That’s exactly how I have felt. Stuck. I seem to have spent weeks obsessing over Jason’s birthday and my crowdfunding, wanting to make his legacy known and now we are in April and his birthday has been and gone I guess i’ve not quite found my stride again.
I am existing in the sense that daily life is fine, I don’t feel like my mental health is an issue currently and i’m generally quite happy. I go to work, I get jobs done around the house, I socialise (within reason :P) and I am being the best parent to Ellie that I can be. There isn’t anything that I can pinpoint that could be causing me to feel stuck.

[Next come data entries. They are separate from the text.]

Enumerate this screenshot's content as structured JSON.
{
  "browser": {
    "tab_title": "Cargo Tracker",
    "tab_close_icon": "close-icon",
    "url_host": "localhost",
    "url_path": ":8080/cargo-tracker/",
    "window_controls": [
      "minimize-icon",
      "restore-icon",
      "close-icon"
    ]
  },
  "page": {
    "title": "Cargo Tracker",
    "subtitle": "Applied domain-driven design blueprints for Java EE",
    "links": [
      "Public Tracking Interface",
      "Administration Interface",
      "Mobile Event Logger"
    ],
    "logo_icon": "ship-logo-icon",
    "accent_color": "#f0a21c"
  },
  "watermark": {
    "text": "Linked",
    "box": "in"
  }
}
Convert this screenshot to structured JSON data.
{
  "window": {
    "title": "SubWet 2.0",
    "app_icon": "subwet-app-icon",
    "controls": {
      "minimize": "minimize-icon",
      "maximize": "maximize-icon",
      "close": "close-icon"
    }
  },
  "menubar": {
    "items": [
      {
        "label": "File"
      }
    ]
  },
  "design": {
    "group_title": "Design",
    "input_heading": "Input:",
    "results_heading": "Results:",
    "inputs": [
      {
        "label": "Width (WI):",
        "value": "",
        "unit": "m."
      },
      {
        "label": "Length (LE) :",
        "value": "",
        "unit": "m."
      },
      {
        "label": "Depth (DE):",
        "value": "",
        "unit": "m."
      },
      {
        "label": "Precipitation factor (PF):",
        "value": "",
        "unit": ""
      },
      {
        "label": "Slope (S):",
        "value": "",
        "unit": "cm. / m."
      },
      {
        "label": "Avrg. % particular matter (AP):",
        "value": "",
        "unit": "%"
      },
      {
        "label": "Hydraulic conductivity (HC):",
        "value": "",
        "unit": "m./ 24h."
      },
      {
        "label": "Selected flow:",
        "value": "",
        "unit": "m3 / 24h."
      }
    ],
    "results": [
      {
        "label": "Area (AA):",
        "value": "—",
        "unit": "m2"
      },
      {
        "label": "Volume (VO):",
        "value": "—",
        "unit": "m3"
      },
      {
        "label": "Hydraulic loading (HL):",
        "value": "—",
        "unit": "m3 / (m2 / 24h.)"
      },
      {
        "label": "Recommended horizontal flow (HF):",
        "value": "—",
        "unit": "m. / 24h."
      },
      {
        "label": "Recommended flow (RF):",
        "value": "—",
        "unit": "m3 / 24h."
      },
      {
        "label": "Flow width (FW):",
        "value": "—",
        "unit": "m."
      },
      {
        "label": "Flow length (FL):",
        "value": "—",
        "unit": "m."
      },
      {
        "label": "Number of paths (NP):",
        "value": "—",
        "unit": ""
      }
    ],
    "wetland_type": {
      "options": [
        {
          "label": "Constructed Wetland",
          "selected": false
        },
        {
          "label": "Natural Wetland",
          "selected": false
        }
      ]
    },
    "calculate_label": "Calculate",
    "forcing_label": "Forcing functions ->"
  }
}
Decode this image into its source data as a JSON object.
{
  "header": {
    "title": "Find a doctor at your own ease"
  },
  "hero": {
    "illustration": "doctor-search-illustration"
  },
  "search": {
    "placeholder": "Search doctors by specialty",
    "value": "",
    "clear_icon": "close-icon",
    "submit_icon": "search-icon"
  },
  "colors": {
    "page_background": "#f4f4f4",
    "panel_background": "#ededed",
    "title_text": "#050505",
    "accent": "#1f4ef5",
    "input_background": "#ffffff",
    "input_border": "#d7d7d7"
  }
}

I guess for me Social Media is the big issue, I love Instagram and Twitter and I love being able to write my thoughts down in my blog but I guess I’ve just lost my mojo a bit. I am unsure about what to post. I am posting less and less and that bothers me because I enjoy sharing my little day-to-day goings on with those who are bothered to follow me. However unless we have been somewhere or done something out of the ordinary I haven’t felt like posting it.
I’m hoping that with us all now being off for Easter and having two weeks without the added pressure of work I may find it again but for now I’m just not feeling it.
Anyone else feel like sometimes it’s hard to get their groove back after a bit of a break?
Or does anyone have any ideas on what they’d like more of over here? More parenting, baby loss, support, geek stuff?